Dev’essere stato quando ho messo il cd dentro alla radio in macchina che Il tram delle 6 mi è entrata nello stomaco. Il tram delle 6 è il primo pezzo di Legna dei Gazebo Penguins e dev’essere stata quella mattina che il tiro della chitarra in apertura, che sostituiva il giornale radio appena concluso, mi ha fatto dire: accipicchia.
Tutto l’album procede come un puzzle in cui vengono montate insieme parti di chitarra bestiali (anche in Dettato), batterie con una capacità di arrembaggio incredibile, testi tra il non senso, il senso, lo scherzo, lo sconsolato e il ricordo d’infanzia e d’adolescenza (Senza di te). E proprio Senza di te ha una progressione di chitarra iniziale che propone subito il ritornello e lo fa come se fosse la bomba del secolo. E fa bene, perchè lo è. E sembra quasi uno scherzo come viene troncato alla fine della canzone, ma non lo è perchè così che sembrano essere i Gazebo Penguins: sono fuori a fare la legna, la fanno con tutte le seghe elettriche e le accette che servono a creare suoni pieni e a tagliare, troncare, spezzare ritmi per farne altri, prima con la percussione, poi con le chitarre, poi con tutto quanto (come in Troppo facile, che tra l’altro ha un testo davvero ficcante).
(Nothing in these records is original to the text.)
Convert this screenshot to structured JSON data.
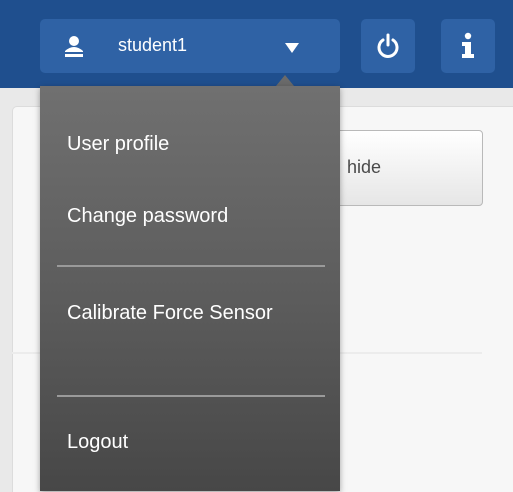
{
  "header": {
    "username": "student1",
    "user_icon": "user-icon",
    "caret_icon": "caret-down-icon",
    "power_icon": "power-icon",
    "info_icon": "info-icon",
    "colors": {
      "bar": "#1f4f8e",
      "button": "#2f62a5"
    }
  },
  "content": {
    "hide_button_label": "hide"
  },
  "user_menu": {
    "items": [
      {
        "label": "User profile"
      },
      {
        "label": "Change password"
      },
      {
        "label": "Calibrate Force Sensor"
      },
      {
        "label": "Logout"
      }
    ],
    "background": "#5b5b5b"
  }
}
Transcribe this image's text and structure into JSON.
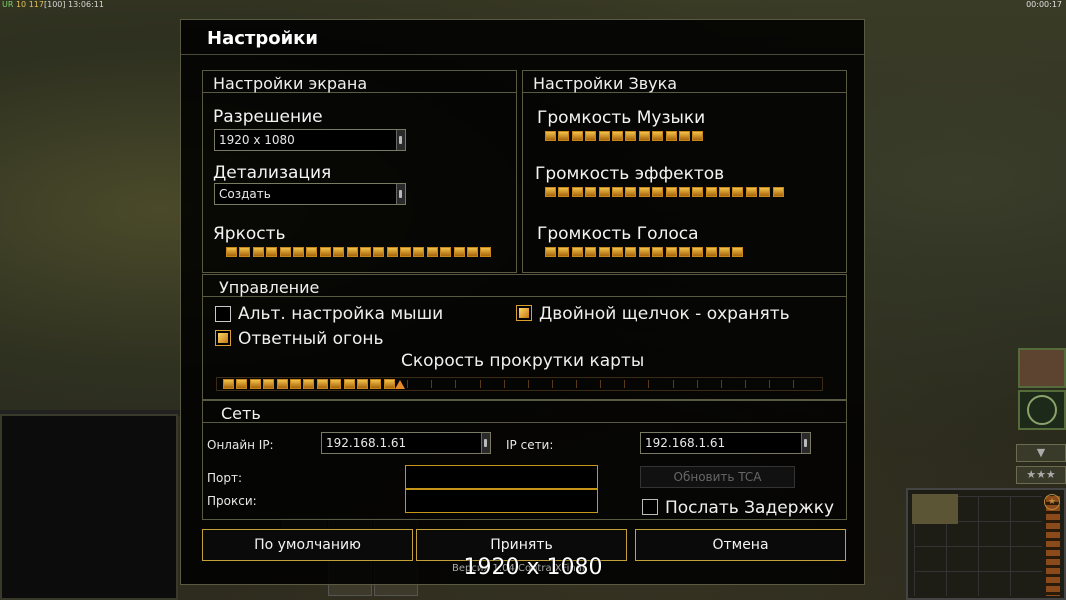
{
  "hud": {
    "top_left_label": "UR",
    "top_left_a": "10",
    "top_left_b": "117",
    "top_left_c": "[100]",
    "top_left_time": "13:06:11",
    "top_right_time": "00:00:17"
  },
  "dialog": {
    "title": "Настройки"
  },
  "screen": {
    "heading": "Настройки экрана",
    "resolution_label": "Разрешение",
    "resolution_value": "1920 x 1080",
    "detail_label": "Детализация",
    "detail_value": "Создать",
    "brightness_label": "Яркость",
    "brightness_level": 1.0,
    "brightness_segments": 20
  },
  "sound": {
    "heading": "Настройки Звука",
    "music_label": "Громкость Музыки",
    "music_level": 1.0,
    "music_segments": 12,
    "effects_label": "Громкость эффектов",
    "effects_level": 1.0,
    "effects_segments": 18,
    "voice_label": "Громкость Голоса",
    "voice_level": 1.0,
    "voice_segments": 15
  },
  "controls": {
    "heading": "Управление",
    "alt_mouse_label": "Альт. настройка мыши",
    "alt_mouse_checked": false,
    "double_click_label": "Двойной щелчок - охранять",
    "double_click_checked": true,
    "return_fire_label": "Ответный огонь",
    "return_fire_checked": true,
    "scroll_speed_label": "Скорость прокрутки карты",
    "scroll_speed_level": 0.28
  },
  "network": {
    "heading": "Сеть",
    "online_ip_label": "Онлайн IP:",
    "online_ip_value": "192.168.1.61",
    "lan_ip_label": "IP сети:",
    "lan_ip_value": "192.168.1.61",
    "port_label": "Порт:",
    "port_value": "",
    "proxy_label": "Прокси:",
    "proxy_value": "",
    "update_tca_label": "Обновить TCA",
    "send_delay_label": "Послать Задержку",
    "send_delay_checked": false
  },
  "buttons": {
    "default_label": "По умолчанию",
    "accept_label": "Принять",
    "cancel_label": "Отмена"
  },
  "overlay": {
    "caption": "1920 x 1080",
    "small_caption": "Версия 1.04 Contra XFinal"
  },
  "colors": {
    "accent_gold": "#c6961a",
    "slider_on": "#f2c14a",
    "panel_border": "#5a5a42"
  }
}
Ora, c’è un momento in cui l’album cambia e questo modo fantastico dei Gazebo Penguins di prendere di continuo nuove direzioni va oltre tutti gli indirizzi provati in precedenza. Questo momento è Ci mancherà, che passa da un giro di chitarra scricchiolato a un ritornello potentissimo. Non è un vero ritornello, lo sembra, ma subito dopo finisce il brano. E Cinghiale rende canzone questo modo di spezzare le strofe: è come dire che lo esplicita, infine, chiaramente. A quel punto diventa lampante e capisci, fino in fondo, quando maledettamente suonano bene questi ragazzi. Il suono e le voci danno la soddisfazione che dà una giornata di pioggia dopo un’estate bollente, o anche viceversa, ma preferisco la prima sensazione. Cinghiale prosegue sulla via aperta da Ci mancherà e definitivamente chiusa da 300 lire, ultimo degli otto brani di Legna. Poi torni ad ascoltare dall’inizio il disco e il disco cresce nota dopo nota, finché non arrivi alla fine. E riattacchi, e il disco cresce.
Portarsi in giro Legna da ascoltare è un premio. Questo album è una bomba che non puoi controllare. Tu. Ma a controllarla ci pensano i Gazebo Penguins, sporchi, pestati e calibrati, attenti in ogni singolo passaggio, in ogni singolo cambio repentino di velocità e sonorità.
Tardi, tardissimo per parlare di Legna, che è uscito nel maggio 2011. Ma, no, in realtà non è così tardi perchè ‘ste distorsioni suonano come infinite, e le melodie ti entrano in testa come le più facili del mondo, anche se sono arrangiate in maniera geniale e del tutto originale, mai e poi mai scontata. In 300 lire si sentono gli echi della sigla di Daitan, che poi però si trasforma in cross-over (si dice ancora?) pesto e dilagante. Non si può chiedere di più.
Le altre cose DA ASCOLTARE dei Gazebo Penguins sono: lo split con I Cani, I cani non sono i pinguini, i pinguini non sono i cani (aprile 2012), e l’ultimissima roba fatta, in luglio 2012, cioè lo Splittone paura con Verme e Do Nascimiento. “Son dieci anni che ascoltiamo i Refused/ma ci mancano i soldi per farli suonare all’Igloo” (Renato A.T. dallo Splittone paura) sono, oggi, 11 ottobre 2012, due versi più che mai validi.
Loro (www.gazebopenguins.com) sono in tre, Capra, Sollo e Piter, e sono nati e frequantano i posti del rocker di Zocca e di Ligabue. Legna (vergato To Lose La Track) è il secondo album che hanno fatto: il primo era The Name Is Not The Named. Il primo EP era Invasion. Vi ho detto tutto? No, non è mai tutto. Ma ascoltatevi tutto dei Gazebo Penguins, COMPRATEVI tutto.
Dal vivo al TPO di Bologna per la serata To Lose La Track, il 20 ottobre. Con Chambers e Disquieted By.